Ganz freiwillig tut die SRG dies allerdings nicht. Ende des Jahres 2012 kam der Bundesrat in einem Bericht zum Schluss, dass die jeweils anderen Sprachregionen in allen SRG-Programmen zu wenig in Erscheinung treten würden. Mittlerweile hat sich die SRG aber deutlich verbessert, wie das Bundesamt für Kommunikation (Bakom) mit Verweis auf Programmanalysen sagt.
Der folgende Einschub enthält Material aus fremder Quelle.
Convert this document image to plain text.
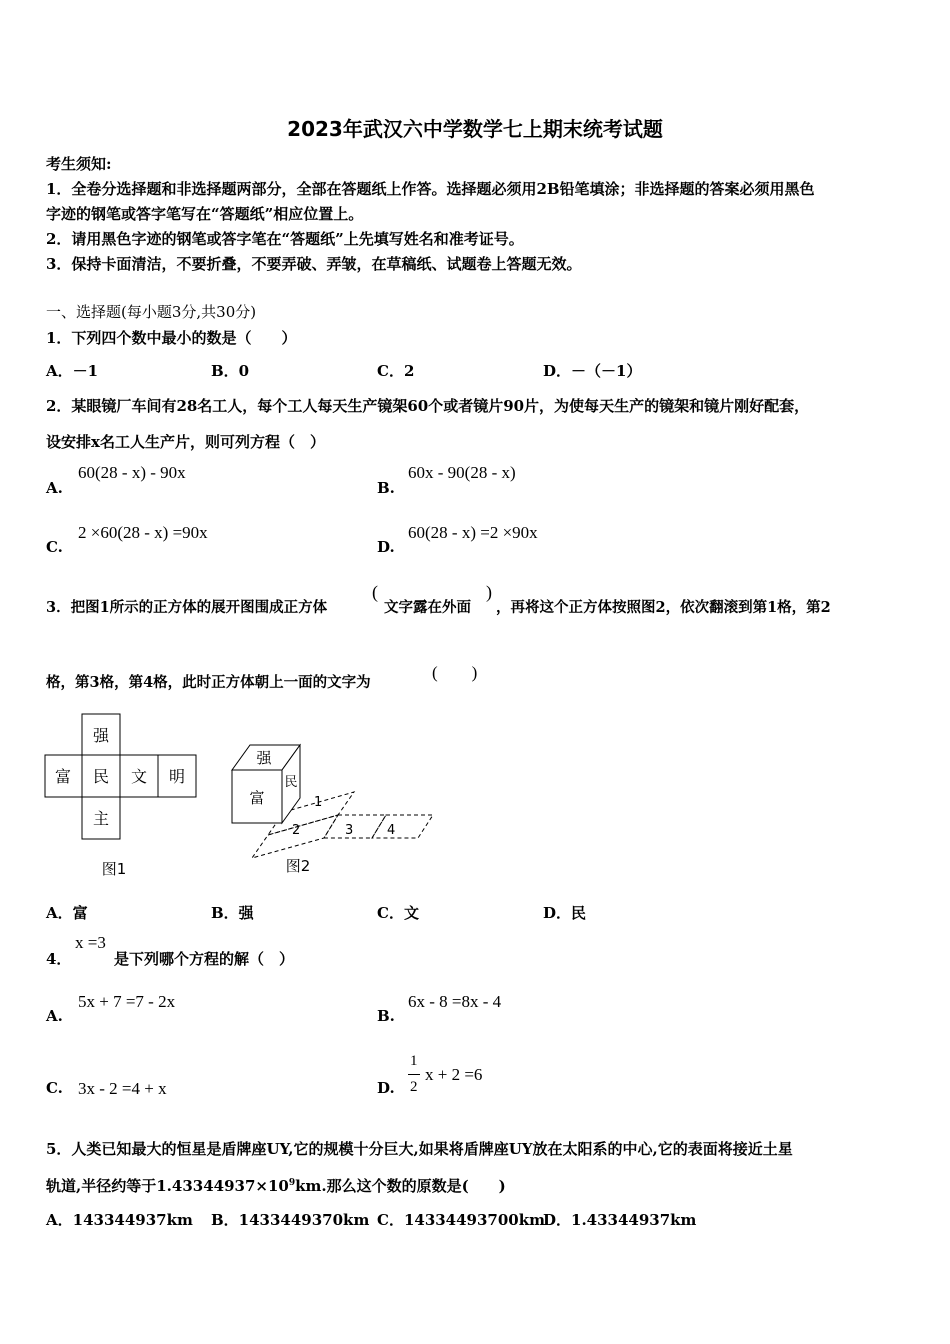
2023年武汉六中学数学七上期末统考试题
考生须知:
1．全卷分选择题和非选择题两部分，全部在答题纸上作答。选择题必须用2B铅笔填涂；非选择题的答案必须用黑色
字迹的钢笔或答字笔写在“答题纸”相应位置上。
2．请用黑色字迹的钢笔或答字笔在“答题纸”上先填写姓名和准考证号。
3．保持卡面清洁，不要折叠，不要弄破、弄皱，在草稿纸、试题卷上答题无效。
一、选择题(每小题3分,共30分)
1．下列四个数中最小的数是（　　）
A．－1	B．0	C．2	D．－（－1）
2．某眼镜厂车间有28名工人，每个工人每天生产镜架60个或者镜片90片，为使每天生产的镜架和镜片刚好配套，
设安排x名工人生产片，则可列方程（　）
A.
60(28 - x) - 90x
B.
60x - 90(28 - x)
C.
2 ×60(28 - x) =90x
D.
60(28 - x) =2 ×90x
3．把图1所示的正方体的展开图围成正方体
(
文字露在外面
)
，再将这个正方体按照图2，依次翻滚到第1格，第2
格，第3格，第4格，此时正方体朝上一面的文字为
(　　)
强
富 民 文 明
主
图1
强
富
民
1
2	3	4
图2
A．富	B．强	C．文	D．民
4．
x =3
是下列哪个方程的解（　）
A.
5x + 7 =7 - 2x
B.
6x - 8 =8x - 4
C. 3x - 2 =4 + x	D.
1
2
x + 2 =6
5．人类已知最大的恒星是盾牌座UY,它的规模十分巨大,如果将盾牌座UY放在太阳系的中心,它的表面将接近土星
轨道,半径约等于$1.43344937\times 10^9km$.那么这个数的原数是(　　)
A．143344937km B．1433449370km C．14334493700km
D．1.43344937km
Gerne erwähnt Roger de Weck, der SRG-Bashing als «Mainstream» bezeichnet, darüber hinaus den betriebsinternen Finanzausgleich. So erhalten die Deutschschweizer Sender lediglich 45,6 Prozent aller Mittel der Rest fliesst in die Westschweiz und ins Tessin.

Staatstragende Institution

Gerhard Pfister überzeugen diese Argumente nicht. «De Weck stilisiert ein simples Unternehmen, das Radio und Fernsehen macht, zu einer staatstragenden Institution empor», sagt Pfister denn nicht das Medium, also die SRG-Sender, seien die Botschaft, sondern diese seien nur das Medium für die Botschaft der Akteure in Politik, Bildung, Kunst und Sport. Mit anderen Worten: Wenn das Schweizer Fernsehen über Wahlen in Genf berichtet, hat das in den Augen Pfisters mit einem politischen Ereignis und nichts mit nationalem Zusammenhalt zu tun. Einzig bei selbst produzierter Unterhaltung seien die SRG-Sender die Träger der Botschaft. «Sendungen, die über die Sprachgrenzen hinauswirken, sind aber Mangelware», ist CVP-Nationalrat Pfister überzeugt.
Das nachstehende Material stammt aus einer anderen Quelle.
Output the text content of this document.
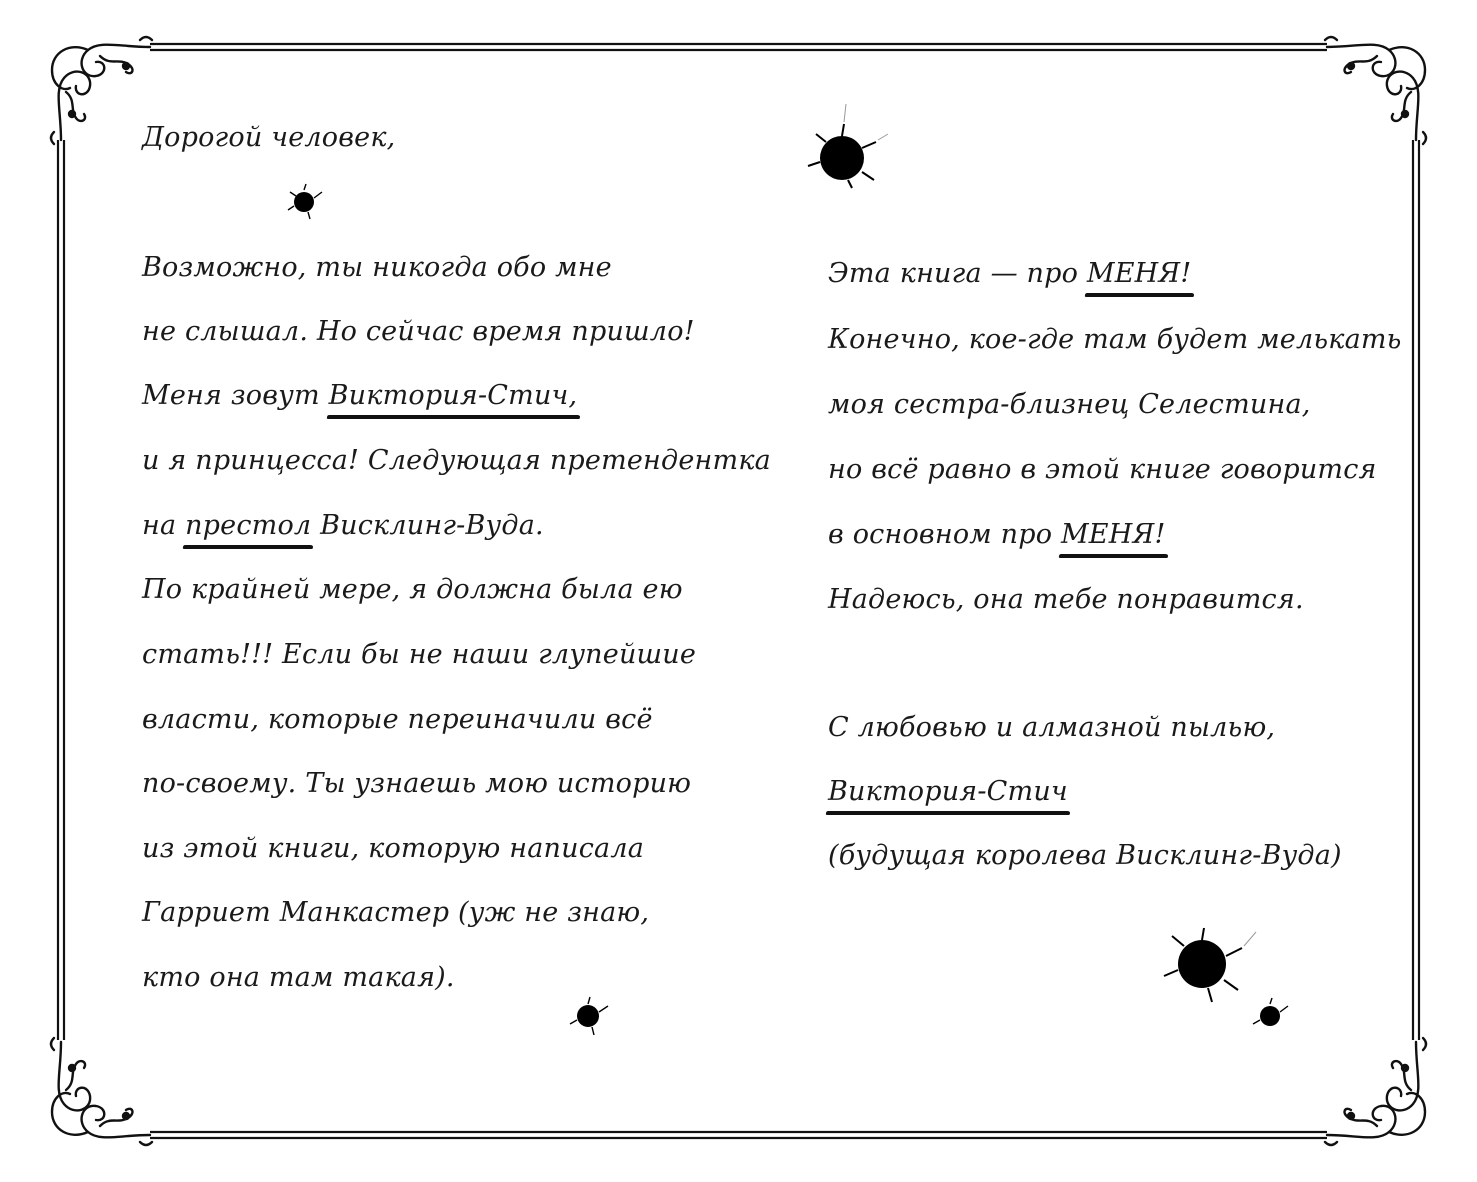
Дорогой человек,
Возможно, ты никогда обо мне
не слышал. Но сейчас время пришло!
Меня зовут Виктория-Стич,
и я принцесса! Следующая претендентка
на престол Висклинг-Вуда.
По крайней мере, я должна была ею
стать!!! Если бы не наши глупейшие
власти, которые переиначили всё
по-своему. Ты узнаешь мою историю
из этой книги, которую написала
Гарриет Манкастер (уж не знаю,
кто она там такая).
Эта книга — про МЕНЯ!
Конечно, кое-где там будет мелькать
моя сестра-близнец Селестина,
но всё равно в этой книге говорится
в основном про МЕНЯ!
Надеюсь, она тебе понравится.
С любовью и алмазной пылью,
Виктория-Стич
(будущая королева Висклинг-Вуда)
Seine Schlussfolgerung: «Das Gerede vom nationalen Zusammenhalt, den die SRG alternativlos zu erfüllen habe, dient nur dazu, die Zwangsabgaben in ausreichender Höhe für den eigenen Betrieb zu sichern.» Der Service public ist gemäss CVP-Nationalrat Gerhard Pfister heute schlicht und ergreifend das, was die SRG zum gegenwärtigen Zeitpunkt tut.

Wird Service public bald definiert?

Immerhin: Sogar der Bundesrat sieht Handlungsbedarf und will den Service public neu definieren. Er empfiehlt ein entsprechendes Postulat zur Annahme. Doch das Parlament verschleppt den Vorstoss und ein Bericht der Landesregierung zum Thema dürfte erst Ende Jahr vorliegen. Die Frage, ob die SRG heute mit den rund 1,2 Milliarden Franken Gebührengeldern auch Inhalte produziert, die für eine mediale Grundversorgung gar nicht nötig sind, wird also erst nach der RTVG-Abstimmung geklärt.
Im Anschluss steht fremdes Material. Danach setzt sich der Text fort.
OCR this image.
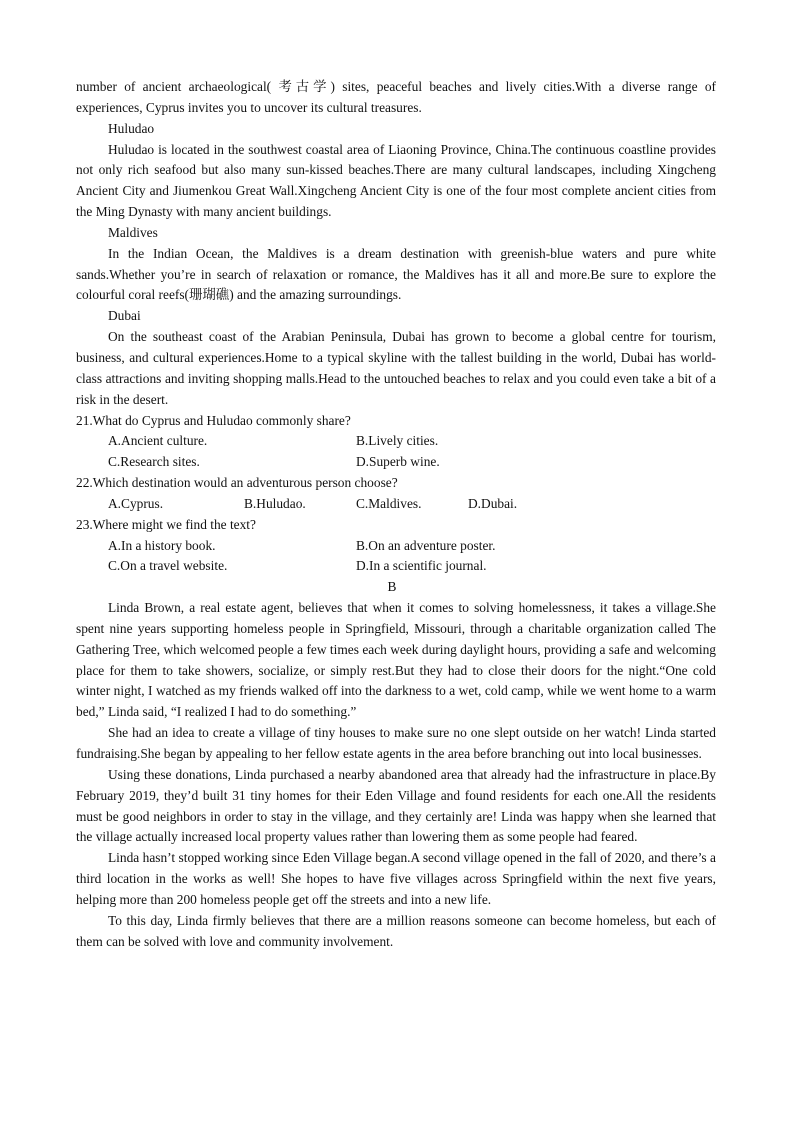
number of ancient archaeological( 考古学) sites, peaceful beaches and lively cities.With a diverse range of experiences, Cyprus invites you to uncover its cultural treasures.

Huludao

Huludao is located in the southwest coastal area of Liaoning Province, China.The continuous coastline provides not only rich seafood but also many sun-kissed beaches.There are many cultural landscapes, including Xingcheng Ancient City and Jiumenkou Great Wall.Xingcheng Ancient City is one of the four most complete ancient cities from the Ming Dynasty with many ancient buildings.

Maldives

In the Indian Ocean, the Maldives is a dream destination with greenish-blue waters and pure white sands.Whether you’re in search of relaxation or romance, the Maldives has it all and more.Be sure to explore the colourful coral reefs(珊瑚礁) and the amazing surroundings.

Dubai

On the southeast coast of the Arabian Peninsula, Dubai has grown to become a global centre for tourism, business, and cultural experiences.Home to a typical skyline with the tallest building in the world, Dubai has world-class attractions and inviting shopping malls.Head to the untouched beaches to relax and you could even take a bit of a risk in the desert.

21.What do Cyprus and Huludao commonly share?

A.Ancient culture.	B.Lively cities.
C.Research sites.	D.Superb wine.

22.Which destination would an adventurous person choose?

A.Cyprus.	B.Huludao.	C.Maldives.	D.Dubai.

23.Where might we find the text?

A.In a history book.	B.On an adventure poster.
C.On a travel website.	D.In a scientific journal.

B

Linda Brown, a real estate agent, believes that when it comes to solving homelessness, it takes a village.She spent nine years supporting homeless people in Springfield, Missouri, through a charitable organization called The Gathering Tree, which welcomed people a few times each week during daylight hours, providing a safe and welcoming place for them to take showers, socialize, or simply rest.But they had to close their doors for the night.“One cold winter night, I watched as my friends walked off into the darkness to a wet, cold camp, while we went home to a warm bed,” Linda said, “I realized I had to do something.”

She had an idea to create a village of tiny houses to make sure no one slept outside on her watch! Linda started fundraising.She began by appealing to her fellow estate agents in the area before branching out into local businesses.

Using these donations, Linda purchased a nearby abandoned area that already had the infrastructure in place.By February 2019, they’d built 31 tiny homes for their Eden Village and found residents for each one.All the residents must be good neighbors in order to stay in the village, and they certainly are! Linda was happy when she learned that the village actually increased local property values rather than lowering them as some people had feared.

Linda hasn’t stopped working since Eden Village began.A second village opened in the fall of 2020, and there’s a third location in the works as well! She hopes to have five villages across Springfield within the next five years, helping more than 200 homeless people get off the streets and into a new life.

To this day, Linda firmly believes that there are a million reasons someone can become homeless, but each of them can be solved with love and community involvement.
Für Gerhard Pfister hätte es genau umgekehrt laufen sollen. Viele Politiker hätten aber zur SRG ein Verhältnis, das nahe an Beziehungskorruption grenze. Sie scheuten daher eine Debatte über das «Staatsfernsehen» mit «nationalreligiöser Selbstüberschätzung», wie CVP-Nationalrat Pfister findet. Ein Vorbild sieht Pfister hingegen im britischen Pendant zur SRG, der BBC. Sie habe in seinen Augen ein einfaches, kundenorientiertes und pragmatisches Selbstverständnis.

Klar ist: Mit seiner Grundsatzkritik schafft sich CVP-Nationalrat Pfister in seiner eigenen Partei keine neuen Freunde. Bleibt also nur die Frage zu klären, weshalb er die RTVG-Revision in der Schlussabstimmung guthiess. «Fraktionsdisziplin» lautet die knappe Antwort.

Hinweis

* René Scheu (Herausgeber). Weniger Staat, mehr Fernsehen. Service sans public? Die neue Debatte um die SRG. NZZ Verlag.